How do we make the New Hospital Programme a success?
We hosted a round table to bring together – for the first time – executive leaders across seven New Hospital Programme (NHP) Trusts to share some of the biggest shared challenges and opportunities. Samuel Rose shares what we learned.
Collaboration and clear communication between Trusts and the national programme sits at the heart of making the New Hospital Programme a success. That’s why we will continue to host regular roundtables to bring together leaders at NHP Trusts. If you would like to be involved in one of these open, honest discussions (using Chatham House rules) in future, please contact Samuel Rose (Samuel.email@example.com).
Following our inaugural meeting, we wanted to share our key takeaways. We welcome discussion and your thoughts.
Our key takeaways:
The New Hospital programme is a political priority, but funding remains uncertain
The NHP continues to be a political programme with close input from political leaders and their representatives. This is likely to continue ahead of the next election in 2024 (or earlier).
Providers will need to be agile and responsive to political momentum, coordinating senior engagement to influence at national and local levels. This requires a clear and consistent narrative, shared by organisations, local systems such as Local Authorities, and ICSs. This will enable a clear engagement strategy with political decision makers.
The £3.7bn funding announced remains insufficient to deliver the 40 projects in parallel. It is not clear what this funding will cover, when it is available, or what the next spending review will secure. Backlog maintenance no longer appears to be a priority.
Projects costs are increasing rapidly, with some Providers seeing inflation of up to 10% driven by market challenges in forecasting, rising costs, and lack of capacity. An understanding of indexation risk, where it is held, and likely impacts on projects is required.
Collaboration between the national programme and Providers is vital
The national programme is still at an early stage of mobilisation. A standardised approach to procurement, Net Zero, Modern Methods of Construction, and analytical demand & capacity modelling is under development. There is a risk of rework when retro-fitting mature schemes to new emerging guidance.
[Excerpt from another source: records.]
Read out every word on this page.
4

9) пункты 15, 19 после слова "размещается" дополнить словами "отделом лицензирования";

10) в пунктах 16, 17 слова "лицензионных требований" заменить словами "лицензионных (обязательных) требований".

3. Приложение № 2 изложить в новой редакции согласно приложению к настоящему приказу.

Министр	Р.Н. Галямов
Hospital construction projects, particularly part rebuild/ refurb, are significantly more complex than other construction programmes such as Prisons and Schools – there is a risk this complexity is underestimated in driving for standardisation and simplification.
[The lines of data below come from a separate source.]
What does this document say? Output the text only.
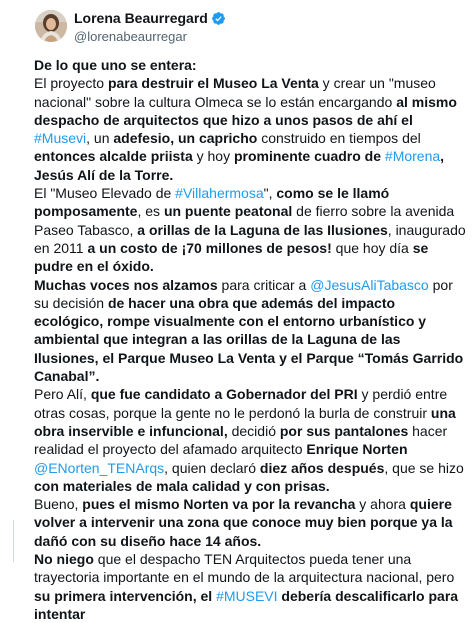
Lorena Beaurregard
@lorenabeaurregar

De lo que uno se entera:

El proyecto para destruir el Museo La Venta y crear un "museo nacional" sobre la cultura Olmeca se lo están encargando al mismo despacho de arquitectos que hizo a unos pasos de ahí el #Musevi, un adefesio, un capricho construido en tiempos del entonces alcalde priista y hoy prominente cuadro de #Morena, Jesús Alí de la Torre.

El "Museo Elevado de #Villahermosa", como se le llamó pomposamente, es un puente peatonal de fierro sobre la avenida Paseo Tabasco, a orillas de la Laguna de las Ilusiones, inaugurado en 2011 a un costo de ¡70 millones de pesos! que hoy día se pudre en el óxido.

Muchas voces nos alzamos para criticar a @JesusAliTabasco por su decisión de hacer una obra que además del impacto ecológico, rompe visualmente con el entorno urbanístico y ambiental que integran a las orillas de la Laguna de las Ilusiones, el Parque Museo La Venta y el Parque “Tomás Garrido Canabal”.

Pero Alí, que fue candidato a Gobernador del PRI y perdió entre otras cosas, porque la gente no le perdonó la burla de construir una obra inservible e infuncional, decidió por sus pantalones hacer realidad el proyecto del afamado arquitecto Enrique Norten @ENorten_TENArqs, quien declaró diez años después, que se hizo con materiales de mala calidad y con prisas.

Bueno, pues el mismo Norten va por la revancha y ahora quiere volver a intervenir una zona que conoce muy bien porque ya la dañó con su diseño hace 14 años.

No niego que el despacho TEN Arquitectos pueda tener una trayectoria importante en el mundo de la arquitectura nacional, pero su primera intervención, el #MUSEVI debería descalificarlo para intentar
A more collaborative approach with two-way dialogue between the national and Provider teams could identify early opportunities on complex projects. This would include use of navigators in the national team to provide a single point of contact, and collective input from Providers to the national programme through a national membership organisation to build on existing communication routes.
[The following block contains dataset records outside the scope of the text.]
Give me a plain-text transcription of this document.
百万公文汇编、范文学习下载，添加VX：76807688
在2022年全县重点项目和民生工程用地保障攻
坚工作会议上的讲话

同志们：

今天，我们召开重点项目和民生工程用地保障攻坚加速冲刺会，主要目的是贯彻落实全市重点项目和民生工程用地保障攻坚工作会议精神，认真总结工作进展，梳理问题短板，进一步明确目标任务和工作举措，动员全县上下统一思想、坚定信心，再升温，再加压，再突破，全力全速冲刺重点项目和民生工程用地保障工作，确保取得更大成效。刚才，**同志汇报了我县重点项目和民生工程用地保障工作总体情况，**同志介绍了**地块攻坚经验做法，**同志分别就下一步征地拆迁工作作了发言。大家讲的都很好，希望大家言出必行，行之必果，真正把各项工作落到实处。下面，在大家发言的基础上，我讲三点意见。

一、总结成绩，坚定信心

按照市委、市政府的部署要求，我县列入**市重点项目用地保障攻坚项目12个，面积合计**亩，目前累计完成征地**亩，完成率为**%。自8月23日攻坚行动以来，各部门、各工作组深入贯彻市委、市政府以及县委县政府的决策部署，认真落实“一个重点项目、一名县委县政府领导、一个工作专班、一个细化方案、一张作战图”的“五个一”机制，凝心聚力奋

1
This is an opportunity to introduce truly digitally enabled, integrated care
The NHP is an opportunity to introduce digitally enabled, integrated care – refocusing on prevention and out of hospital care, and right sizing any future hospital build, such as bringing together plans for Cavell Centres, One Public Estate, and NHP funding as a system.
These changes can be made ahead of any physical build but require clinical leaders to be embedded in programmes and play a key role in developing future vision and models. Seed funding can be used to backfill clinical colleagues, releasing their time to drive the on-the-ground change needed.
A focus on the estates aspects of projects only risks missing a key opportunity to transform care as part of the investment made.